Quando se deparou com essa questão, Minsky6 pensou que o obstáculo que veio a ficar conhecido como commonsense knowledge problem ou problema do senso comum seria resolvido a partir do armazenamento de regras e fatos nas máquinas, para que elas pudessem selecioná-los nas diferentes situações em que fossem solicitadas7. Dreyfus, porém, entendeu que a solução não era essa. Parecia-lhe que a questão-chave seria determinar quais elementos seriam relevantes em cada situação ou contexto8. Essa seria a real capacidade de agir a partir do senso comum. Consequentemente, um computador não poderia chegar a raciocinar como um ser humano depois de internalizar uma quantidade gigantesca de regras. E os impedimentos para isso estariam, justamente, no fato de que o caminho que humanos seguem para a aprendizagem vai muito além da aquisição de regras; nós até podemos conhecer algumas delas, para que nos ajudem a começar a aprender algo, mas precisamos, sobretudo, saber para que as regras servem. É preciso compreender, ainda, que essas regras podem mudar, quando o contexto muda. Humanos têm a capacidade de agir no decorrer dessas mudanças, de selecionar estratégias para saber o que fazer para resolver os variados problemas que aparecem. Enquanto isso, no caso de um computador, uma transformação de contexto pode deixá-lo simplesmente sem resposta.

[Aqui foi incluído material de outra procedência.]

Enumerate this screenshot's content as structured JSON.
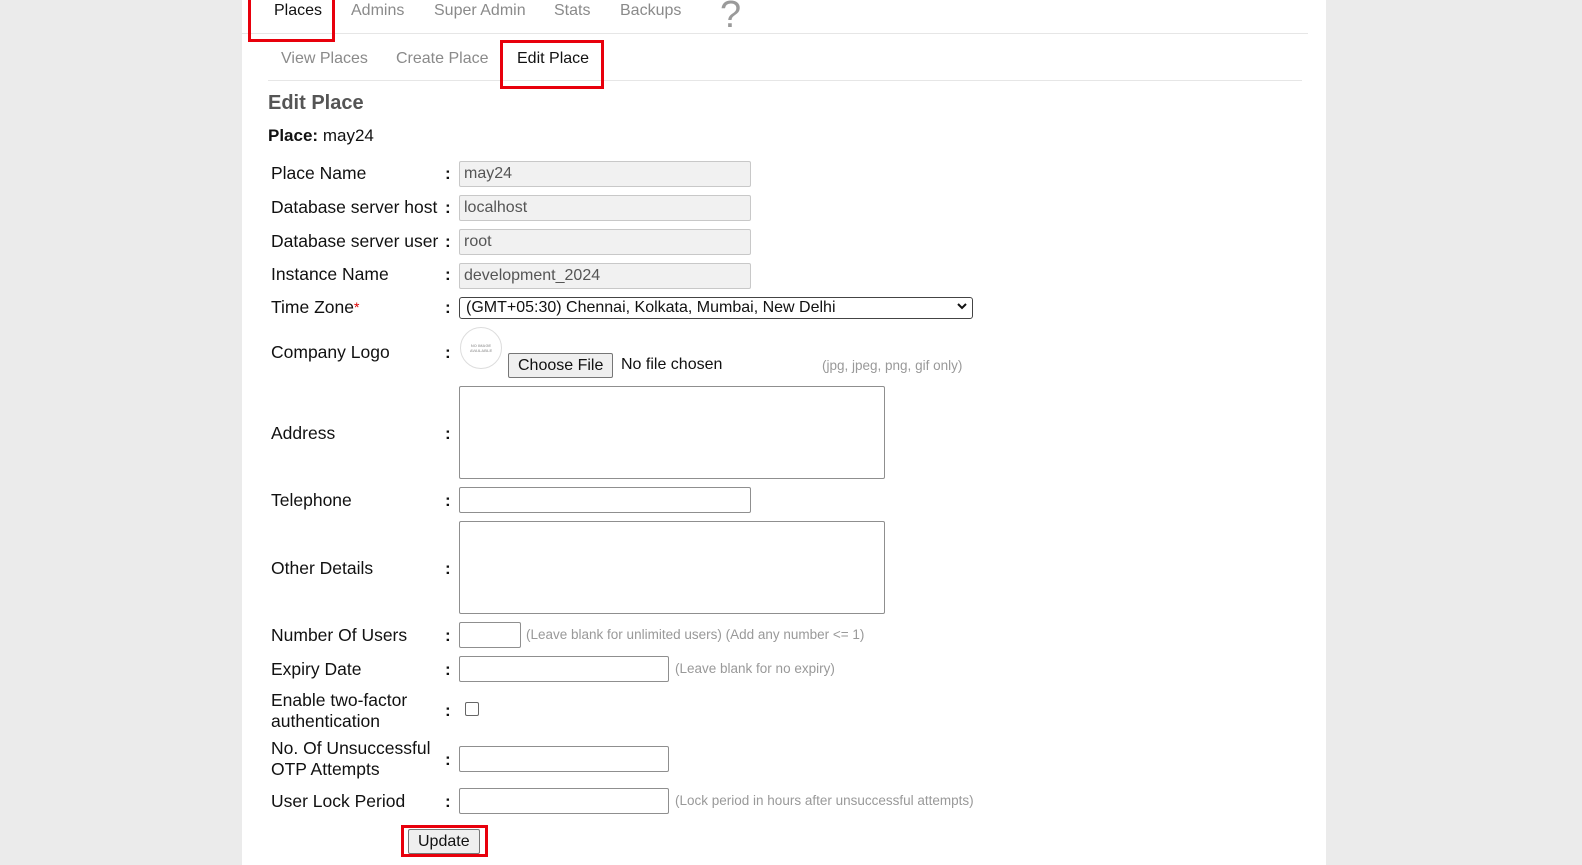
{
  "nav": {
    "tabs": [
      "Places",
      "Admins",
      "Super Admin",
      "Stats",
      "Backups"
    ],
    "active_tab": "Places",
    "help_symbol": "?"
  },
  "subnav": {
    "tabs": [
      "View Places",
      "Create Place",
      "Edit Place"
    ],
    "active_tab": "Edit Place"
  },
  "page": {
    "title": "Edit Place",
    "place_label": "Place:",
    "place_value": "may24"
  },
  "form": {
    "place_name": {
      "label": "Place Name",
      "value": "may24"
    },
    "db_host": {
      "label": "Database server host",
      "value": "localhost"
    },
    "db_user": {
      "label": "Database server user",
      "value": "root"
    },
    "instance_name": {
      "label": "Instance Name",
      "value": "development_2024"
    },
    "time_zone": {
      "label": "Time Zone",
      "required_mark": "*",
      "value": "(GMT+05:30) Chennai, Kolkata, Mumbai, New Delhi"
    },
    "company_logo": {
      "label": "Company Logo",
      "placeholder_image_text": "NO IMAGE AVAILABLE",
      "choose_button": "Choose File",
      "status": "No file chosen",
      "hint": "(jpg, jpeg, png, gif only)"
    },
    "address": {
      "label": "Address",
      "value": ""
    },
    "telephone": {
      "label": "Telephone",
      "value": ""
    },
    "other_details": {
      "label": "Other Details",
      "value": ""
    },
    "number_of_users": {
      "label": "Number Of Users",
      "value": "",
      "hint": "(Leave blank for unlimited users) (Add any number <= 1)"
    },
    "expiry_date": {
      "label": "Expiry Date",
      "value": "",
      "hint": "(Leave blank for no expiry)"
    },
    "two_factor": {
      "label_line1": "Enable two-factor",
      "label_line2": "authentication",
      "checked": false
    },
    "otp_attempts": {
      "label_line1": "No. Of Unsuccessful",
      "label_line2": "OTP Attempts",
      "value": ""
    },
    "user_lock_period": {
      "label": "User Lock Period",
      "value": "",
      "hint": "(Lock period in hours after unsuccessful attempts)"
    },
    "colon": ":",
    "submit_label": "Update"
  },
  "colors": {
    "highlight": "#e8000c",
    "page_background": "#ebebeb",
    "inactive_tab": "#8a8a8a"
  },
  "icons": {
    "help": "question-mark-icon",
    "resize": "resize-grip-icon",
    "dropdown": "chevron-down-icon"
  }
}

No entanto, de onde vem então essa capacidade de agirmos de acordo com o contexto, respondendo tão habilmente às mais diversas situações pelas quais passamos, por vezes nos saindo bem até mesmo naquelas que vivemos pela primeira vez? Nós estamos imersos no mundo desde sempre, com nossos corpos; graças a esse acoplamento com o ambiente, vivemos experiências e nos tornamos hábeis e ágeis a partir delas. A nossa aquisição de conhecimento se dá de um modo tal que assimilamos um contexto, e não apenas um fato isolado. Com o tempo, passamos a combinar regras, que aprendemos no começo, com a nossa experiência e, assim, agimos a partir de um repertório de regras práticas (working rules of thumb) (Feigenbaum & McCorduck, como citado em Dreyfus, 2014, p. 27). Procurando compreender a maneira como adultos adquirem conhecimento, Dreyfus e Dreyfus (1984) e Dreyfus (2014) desenharam uma teoria sobre os estágios percorridos até nos tornarmos especialistas em algo. Na próxima seção, irei apresentá-la9.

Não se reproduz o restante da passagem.